The printed result indicates that each code point occupies multiple bytes:

U+65E5 'day' starts at byte position 0
U+672C 'this' starts at byte position 3
U+8A9E 'language' starts at byte position 6
Copy the code

Libraries

Go’s standard library provides strong support for interpreting UTF-8 text. If a for range loop is not sufficient for your purposes, you can use the tools provided by this library.

The resulting library is Unicode/UTF8, which can validate, unpack, and combine UTF-8 encoded strings. The following example implements the same effect as for range, but uses the library-supplied DecodeRuneInString function, which returns rune and the number of utF-8 encoded bytes it contains

const nihongo = "Japanese"
for i, w := 0.0; i < len(nihongo); i += w {
  runeValue, width := utf8.DecodeRuneInString(nihongo[i:])
  fmt.Printf("%#U starts at byte position %d\n", runeValue, i)
  w = width
}
Copy the code

Conclusion

The answer to the question posed at the beginning of the article is that strings are made up of bytes, so the index takes bytes, not characters.

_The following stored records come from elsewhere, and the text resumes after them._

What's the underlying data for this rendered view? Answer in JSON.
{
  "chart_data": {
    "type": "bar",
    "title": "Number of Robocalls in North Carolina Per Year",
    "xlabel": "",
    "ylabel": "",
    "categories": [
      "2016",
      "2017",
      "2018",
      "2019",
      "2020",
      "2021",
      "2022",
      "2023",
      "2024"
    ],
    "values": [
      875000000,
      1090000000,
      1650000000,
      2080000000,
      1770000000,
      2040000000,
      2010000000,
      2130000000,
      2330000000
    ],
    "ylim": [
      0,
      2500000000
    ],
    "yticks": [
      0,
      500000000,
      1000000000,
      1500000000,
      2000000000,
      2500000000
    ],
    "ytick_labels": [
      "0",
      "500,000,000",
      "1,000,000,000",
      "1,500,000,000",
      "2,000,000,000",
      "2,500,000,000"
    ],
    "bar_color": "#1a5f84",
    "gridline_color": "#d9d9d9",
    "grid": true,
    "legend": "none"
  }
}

A string can even contain no characters. In fact, the definition of characters is a bit vague, and it would be a mistake to interpret ambiguity by saying that a string is composed of characters.

There is much more to say about Unicode, UTF-8, and multilingual processing, but these can be covered in other blogs. At this point, hopefully you’ll get a better idea of how strings work in GO, and even though a string may contain arbitrary bytes, UTF-8 encoding is still at the heart of string design.